While SARC only had a week to respond to those cases, the government has had six months. Why hasn’t such legal advice been sought already? The government explains that it has had “limited opportunity to observe the practical effect of those decisions”. One suspects however, that the real reason was that Cabinet was split over whether to adopt SARC’s proposal to cut the courts out of the process (in which case the effect of the two cases would have been irrelevant). With the apparent promise to retain some sort of role for courts, it appears that Premier Ted Baillieu and the more moderate members of the government have prevailed over the wishes of hardliners such as the Attorney General, Robert Clark. For now.
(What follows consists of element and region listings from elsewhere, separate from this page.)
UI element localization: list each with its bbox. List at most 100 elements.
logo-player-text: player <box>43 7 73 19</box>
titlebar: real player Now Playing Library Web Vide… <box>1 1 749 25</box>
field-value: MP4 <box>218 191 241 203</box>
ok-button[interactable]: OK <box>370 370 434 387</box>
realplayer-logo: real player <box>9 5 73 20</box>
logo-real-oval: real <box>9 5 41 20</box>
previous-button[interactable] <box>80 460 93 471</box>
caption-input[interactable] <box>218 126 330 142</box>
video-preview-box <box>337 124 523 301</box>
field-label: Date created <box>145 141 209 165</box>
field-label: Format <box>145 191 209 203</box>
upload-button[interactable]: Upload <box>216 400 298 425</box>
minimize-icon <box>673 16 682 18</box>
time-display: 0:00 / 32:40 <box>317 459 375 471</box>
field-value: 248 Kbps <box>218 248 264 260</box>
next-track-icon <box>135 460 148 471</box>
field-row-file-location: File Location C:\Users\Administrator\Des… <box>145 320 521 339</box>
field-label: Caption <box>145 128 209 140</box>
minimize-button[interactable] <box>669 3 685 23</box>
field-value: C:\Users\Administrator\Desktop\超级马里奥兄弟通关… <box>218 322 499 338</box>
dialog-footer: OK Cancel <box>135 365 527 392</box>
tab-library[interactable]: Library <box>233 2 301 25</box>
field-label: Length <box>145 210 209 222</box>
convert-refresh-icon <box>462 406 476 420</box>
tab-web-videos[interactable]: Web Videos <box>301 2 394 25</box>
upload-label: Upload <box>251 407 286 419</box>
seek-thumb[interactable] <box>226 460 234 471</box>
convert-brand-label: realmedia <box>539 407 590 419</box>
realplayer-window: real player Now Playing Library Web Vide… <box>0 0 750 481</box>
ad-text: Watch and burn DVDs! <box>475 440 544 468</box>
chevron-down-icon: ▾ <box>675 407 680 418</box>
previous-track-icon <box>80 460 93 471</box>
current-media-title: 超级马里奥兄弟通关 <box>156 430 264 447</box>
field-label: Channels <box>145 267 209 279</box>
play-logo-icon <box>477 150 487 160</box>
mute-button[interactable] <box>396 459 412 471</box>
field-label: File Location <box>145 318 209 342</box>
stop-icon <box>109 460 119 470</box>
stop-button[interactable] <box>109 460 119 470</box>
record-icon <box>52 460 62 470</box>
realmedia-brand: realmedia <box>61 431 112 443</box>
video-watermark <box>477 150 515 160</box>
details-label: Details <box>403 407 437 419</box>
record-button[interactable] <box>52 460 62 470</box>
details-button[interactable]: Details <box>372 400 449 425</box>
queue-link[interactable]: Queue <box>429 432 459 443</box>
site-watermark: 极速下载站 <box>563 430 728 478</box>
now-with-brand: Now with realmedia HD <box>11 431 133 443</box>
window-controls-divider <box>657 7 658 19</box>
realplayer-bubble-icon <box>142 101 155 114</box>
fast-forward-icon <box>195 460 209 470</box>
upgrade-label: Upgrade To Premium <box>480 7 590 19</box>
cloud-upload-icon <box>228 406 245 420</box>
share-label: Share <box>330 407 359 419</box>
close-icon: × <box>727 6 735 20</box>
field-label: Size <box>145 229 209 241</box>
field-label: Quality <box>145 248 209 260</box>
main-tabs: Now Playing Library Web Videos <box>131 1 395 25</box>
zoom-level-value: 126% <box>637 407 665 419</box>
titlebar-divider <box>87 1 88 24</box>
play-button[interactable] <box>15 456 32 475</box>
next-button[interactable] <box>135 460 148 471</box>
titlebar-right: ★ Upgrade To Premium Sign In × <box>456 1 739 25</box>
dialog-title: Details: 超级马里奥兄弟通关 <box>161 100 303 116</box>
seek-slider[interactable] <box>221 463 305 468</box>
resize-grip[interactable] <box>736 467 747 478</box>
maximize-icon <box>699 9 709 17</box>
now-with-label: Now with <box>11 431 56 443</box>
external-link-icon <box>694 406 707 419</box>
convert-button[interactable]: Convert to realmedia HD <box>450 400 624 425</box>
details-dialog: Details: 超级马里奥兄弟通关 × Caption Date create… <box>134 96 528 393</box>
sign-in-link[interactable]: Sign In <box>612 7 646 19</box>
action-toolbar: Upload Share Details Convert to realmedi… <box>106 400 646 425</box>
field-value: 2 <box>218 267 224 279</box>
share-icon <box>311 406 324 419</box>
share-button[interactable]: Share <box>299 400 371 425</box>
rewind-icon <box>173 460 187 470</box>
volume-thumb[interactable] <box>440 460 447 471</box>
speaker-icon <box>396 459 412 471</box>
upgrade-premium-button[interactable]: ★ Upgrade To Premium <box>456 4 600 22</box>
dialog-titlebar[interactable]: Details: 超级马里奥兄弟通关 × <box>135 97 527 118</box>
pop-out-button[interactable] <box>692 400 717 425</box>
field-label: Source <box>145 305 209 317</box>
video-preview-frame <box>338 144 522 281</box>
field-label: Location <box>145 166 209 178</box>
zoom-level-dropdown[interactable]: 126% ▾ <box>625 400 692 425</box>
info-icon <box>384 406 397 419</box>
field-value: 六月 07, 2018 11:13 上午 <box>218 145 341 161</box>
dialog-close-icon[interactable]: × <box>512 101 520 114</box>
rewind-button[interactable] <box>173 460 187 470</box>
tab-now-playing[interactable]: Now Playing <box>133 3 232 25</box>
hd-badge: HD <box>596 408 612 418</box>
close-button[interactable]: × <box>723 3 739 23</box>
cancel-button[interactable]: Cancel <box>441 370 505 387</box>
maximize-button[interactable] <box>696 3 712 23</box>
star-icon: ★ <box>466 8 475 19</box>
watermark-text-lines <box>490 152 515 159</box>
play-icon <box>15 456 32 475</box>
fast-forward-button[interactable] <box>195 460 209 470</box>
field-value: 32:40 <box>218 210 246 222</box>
While the focus of debate has been on the role of courts under the Charter, there are other notable features in the government’s response. Unfortunately, it has adopted the SARC Committee’s recommendation against the creation of an independent cause of action for breach of the Charter. Instead, the confusing s.39 action will be retained, whereby one can only instigate legal proceedings for breach of the Charter if that action can be piggybacked on another cause of action.
The government has accepted the SARC Committee’s recommendation that economic social and cultural rights, specific women’s rights and children’s rights, and the right of self determination, remain excluded from the Charter. It will however seek legal advice over whether further civil and political rights, such as the right to compensation for a wrongful conviction and the right to birth registration, should be added.
The SARC Committee had also recommended that the government consider amending s. 48 of the Charter, which dictates that the Charter has no effect on laws relating to abortion. Interestingly, the government rejected that recommendation, leaving s.48 as it is. Section 48 has been criticised by religious groups, such as the Australian Christian Lobby, as it meant the Charter was inapplicable to the passage of Victoria’s Abortion Law Reform Act of 2008. Yet Rob Hulls, the Charter’s architect, has claimed that the clause came about after lobbying by the Catholic Church, which presumably feared that Charter rights would lean more towards pro choice than pro life. A conservative government has now upheld Hulls’ decision.
Most promisingly, the government has committed to strengthening the parliamentary scrutiny of laws under the Charter. Bills presented to Parliament must be accompanied by a statement of compatibility, which sets out whether the Bill complies or does not comply with the Charter. The government agrees with SARC that such scrutiny should be extended to amendments to Bills which arise after a statement of compatibility has been prepared. It has also committed to increasing transparency in the process of drafting these statements of compatibility.
The government also agreed with the SARC recommendation to delete the override power in s.31 of the Charter. That provision allows the Parliament to declare the Charter inapplicable to a particular piece of legislation. Section 31 serves little purpose. Parliament has always retained the power to enact laws which are incompatible with the Charter. It does not need any express power to override it.
That last point is worth re-emphasising. Parliament retains ultimate power over human rights under this Charter. Therefore, the constant criticisms that the Charter is somehow “undemocratic” as it passes power from elected parliaments to unelected judges are, quite simply, wrong. And it now seems that the Baillieu government, despite containing many Charter critics amongst its Ministers and backbenchers, has finally accepted the truth in that statement.